Samsung is quietly advancing one of the most ambitious memory projects in semiconductor history, pushing logic dies for high-bandwidth memory (HBM) to a 2 nanometer process—a leap that could redefine performance benchmarks for AI accelerators and data centers. While details remain scarce, industry insiders suggest this isn't just another incremental upgrade; it's a strategic pivot toward custom, application-specific HBM designs tailored for next-generation computing demands.
The South Korean giant's System LSI Business Division, which established a dedicated team last year to focus on custom system-on-chip (SoC) solutions, is now applying that expertise to memory. Unlike traditional foundry models where customers adapt to predefined nodes, Samsung appears to be reversing the equation—offering bespoke logic dies optimized for specific workloads, from AI inference engines to high-performance GPUs. This approach mirrors trends seen in CPU and GPU design but extends them into the memory ecosystem, an area historically dominated by standardized architectures.
Currently, Samsung's sixth-generation HBM (HBM4) is built on a 4 nm process node, likely derived from its SF4 family, which has already demonstrated strong adoption in AI and data center applications. But the push to 2 nm— rumored to leverage either the company's advanced foundry nodes (SF2 or SF2P) — signals a shift toward even more aggressive performance targets. The 2 nm node, if realized, would sit at the bleeding edge of semiconductor fabrication, competing with the most cutting-edge logic processes used in today's AI chips and GPUs.

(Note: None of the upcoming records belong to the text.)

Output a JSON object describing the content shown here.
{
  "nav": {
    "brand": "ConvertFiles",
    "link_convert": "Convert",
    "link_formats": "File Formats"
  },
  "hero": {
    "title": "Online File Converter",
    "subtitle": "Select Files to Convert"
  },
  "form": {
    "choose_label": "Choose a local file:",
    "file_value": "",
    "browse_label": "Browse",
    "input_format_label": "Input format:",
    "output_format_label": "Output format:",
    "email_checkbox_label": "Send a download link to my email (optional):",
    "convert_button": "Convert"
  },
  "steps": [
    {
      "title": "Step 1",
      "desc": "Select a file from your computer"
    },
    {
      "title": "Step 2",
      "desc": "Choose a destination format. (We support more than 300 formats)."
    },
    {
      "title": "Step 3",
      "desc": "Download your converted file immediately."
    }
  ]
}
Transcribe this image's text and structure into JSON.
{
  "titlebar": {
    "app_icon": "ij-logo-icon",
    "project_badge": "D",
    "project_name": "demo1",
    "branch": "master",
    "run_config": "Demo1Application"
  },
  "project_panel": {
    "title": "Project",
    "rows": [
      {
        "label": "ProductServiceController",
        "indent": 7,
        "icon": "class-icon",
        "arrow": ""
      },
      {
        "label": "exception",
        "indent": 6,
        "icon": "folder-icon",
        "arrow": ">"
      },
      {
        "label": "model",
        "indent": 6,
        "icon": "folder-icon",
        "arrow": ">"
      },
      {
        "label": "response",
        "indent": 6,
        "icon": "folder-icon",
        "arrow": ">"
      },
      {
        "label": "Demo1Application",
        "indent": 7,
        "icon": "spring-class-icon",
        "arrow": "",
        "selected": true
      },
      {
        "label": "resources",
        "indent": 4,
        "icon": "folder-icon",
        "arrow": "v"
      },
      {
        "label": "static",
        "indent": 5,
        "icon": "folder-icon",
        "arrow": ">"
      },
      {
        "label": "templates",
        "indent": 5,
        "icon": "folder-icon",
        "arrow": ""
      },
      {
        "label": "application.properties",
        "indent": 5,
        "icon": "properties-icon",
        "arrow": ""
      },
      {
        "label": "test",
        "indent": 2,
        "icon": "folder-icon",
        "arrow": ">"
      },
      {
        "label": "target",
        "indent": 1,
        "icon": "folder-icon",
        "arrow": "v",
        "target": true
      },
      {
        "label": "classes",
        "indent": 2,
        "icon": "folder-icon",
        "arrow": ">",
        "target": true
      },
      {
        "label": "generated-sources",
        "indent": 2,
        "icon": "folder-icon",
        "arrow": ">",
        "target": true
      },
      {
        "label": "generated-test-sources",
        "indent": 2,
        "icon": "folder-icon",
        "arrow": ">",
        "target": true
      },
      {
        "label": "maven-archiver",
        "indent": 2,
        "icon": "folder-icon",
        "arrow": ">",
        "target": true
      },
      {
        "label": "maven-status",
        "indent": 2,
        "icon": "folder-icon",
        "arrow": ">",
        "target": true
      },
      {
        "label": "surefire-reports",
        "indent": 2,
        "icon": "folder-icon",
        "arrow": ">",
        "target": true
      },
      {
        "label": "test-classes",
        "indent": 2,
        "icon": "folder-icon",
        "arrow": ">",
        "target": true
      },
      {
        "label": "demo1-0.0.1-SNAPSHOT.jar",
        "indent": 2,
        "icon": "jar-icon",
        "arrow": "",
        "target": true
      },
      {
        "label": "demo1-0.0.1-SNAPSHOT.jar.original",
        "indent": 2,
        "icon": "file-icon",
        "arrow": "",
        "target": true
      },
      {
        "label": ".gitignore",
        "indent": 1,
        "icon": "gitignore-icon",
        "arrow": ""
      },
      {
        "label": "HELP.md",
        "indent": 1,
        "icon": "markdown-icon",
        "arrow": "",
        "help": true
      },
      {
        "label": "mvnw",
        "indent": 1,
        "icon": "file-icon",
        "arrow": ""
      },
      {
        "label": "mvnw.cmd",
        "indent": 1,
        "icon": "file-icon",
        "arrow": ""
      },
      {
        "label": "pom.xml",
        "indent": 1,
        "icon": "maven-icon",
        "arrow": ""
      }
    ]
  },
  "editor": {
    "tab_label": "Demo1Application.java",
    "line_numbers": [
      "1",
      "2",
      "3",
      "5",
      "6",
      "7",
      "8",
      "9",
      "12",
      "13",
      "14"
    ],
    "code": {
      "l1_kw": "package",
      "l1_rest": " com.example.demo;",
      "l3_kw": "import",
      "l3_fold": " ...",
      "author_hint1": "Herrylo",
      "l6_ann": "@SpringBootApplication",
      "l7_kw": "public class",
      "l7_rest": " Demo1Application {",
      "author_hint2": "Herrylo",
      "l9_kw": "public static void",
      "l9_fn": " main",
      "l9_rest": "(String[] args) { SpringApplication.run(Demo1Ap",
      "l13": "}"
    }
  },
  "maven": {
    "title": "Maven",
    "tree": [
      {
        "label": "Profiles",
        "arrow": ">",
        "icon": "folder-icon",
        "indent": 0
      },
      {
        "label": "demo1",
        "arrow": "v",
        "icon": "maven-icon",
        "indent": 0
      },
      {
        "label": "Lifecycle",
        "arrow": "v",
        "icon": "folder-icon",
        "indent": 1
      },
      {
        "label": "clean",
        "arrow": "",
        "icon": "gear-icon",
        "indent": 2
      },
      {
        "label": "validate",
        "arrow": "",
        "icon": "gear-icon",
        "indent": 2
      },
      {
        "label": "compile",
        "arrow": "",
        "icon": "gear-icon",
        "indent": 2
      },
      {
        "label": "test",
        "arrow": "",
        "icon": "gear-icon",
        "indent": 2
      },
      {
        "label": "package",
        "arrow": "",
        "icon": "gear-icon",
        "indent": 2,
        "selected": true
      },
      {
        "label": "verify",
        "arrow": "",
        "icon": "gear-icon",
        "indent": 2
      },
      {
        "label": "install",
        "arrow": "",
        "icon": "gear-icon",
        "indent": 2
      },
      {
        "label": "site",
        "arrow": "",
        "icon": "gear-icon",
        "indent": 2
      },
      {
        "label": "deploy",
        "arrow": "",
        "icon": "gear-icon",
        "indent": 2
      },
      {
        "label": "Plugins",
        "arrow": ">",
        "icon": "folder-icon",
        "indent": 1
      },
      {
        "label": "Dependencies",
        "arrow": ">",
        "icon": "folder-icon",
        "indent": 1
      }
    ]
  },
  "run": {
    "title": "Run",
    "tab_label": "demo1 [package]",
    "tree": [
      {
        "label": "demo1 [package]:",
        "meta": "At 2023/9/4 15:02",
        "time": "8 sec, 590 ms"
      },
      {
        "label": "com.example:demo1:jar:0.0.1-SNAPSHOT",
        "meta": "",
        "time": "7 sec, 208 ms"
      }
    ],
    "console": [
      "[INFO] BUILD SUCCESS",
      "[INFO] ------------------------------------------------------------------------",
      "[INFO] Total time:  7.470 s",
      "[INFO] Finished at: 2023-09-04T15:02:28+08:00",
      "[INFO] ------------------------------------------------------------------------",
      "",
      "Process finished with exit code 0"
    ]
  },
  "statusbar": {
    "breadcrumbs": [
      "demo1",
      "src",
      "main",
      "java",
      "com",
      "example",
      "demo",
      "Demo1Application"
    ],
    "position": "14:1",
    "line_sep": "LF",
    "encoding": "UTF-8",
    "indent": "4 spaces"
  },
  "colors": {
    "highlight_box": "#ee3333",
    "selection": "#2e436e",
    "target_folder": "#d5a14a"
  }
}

Why does this matter? HBM has become the backbone of ultra-high-performance computing, especially for AI accelerators where memory bandwidth is as critical as raw compute power. Traditional DRAM struggles to keep up with the demands of modern neural networks, leading to a growing reliance on stacked, high-bandwidth modules that can deliver terabytes per second of data throughput. Samsung's move to 2 nm logic dies suggests it's aiming to squeeze even more performance out of these modules—reducing latency, increasing density, and potentially lowering power consumption in the process.
Industry analysts speculate that the first fruits of this R&D will appear in enterprise AI systems, possibly as early as post-2027, once HBM4E (the seventh generation) matures. The timing aligns with projections for a surge in demand from data centers and AI workloads, where every cycle saved in memory access can translate to significant efficiency gains. For now, the focus remains on refining the technology, but the implications for future GPUs—such as NVIDIA's rumored RTX 50 series or AMD's next-gen accelerators—are hard to ignore.
One question looms: Will this custom HBM approach become a standard, or will it remain a niche offering for high-end applications? If adopted widely, it could reshape how memory and compute architectures are designed together, blurring the lines between what was once a separate component. For now, Samsung is leading the charge, but competitors like SK Hynix and Micron will be watching closely.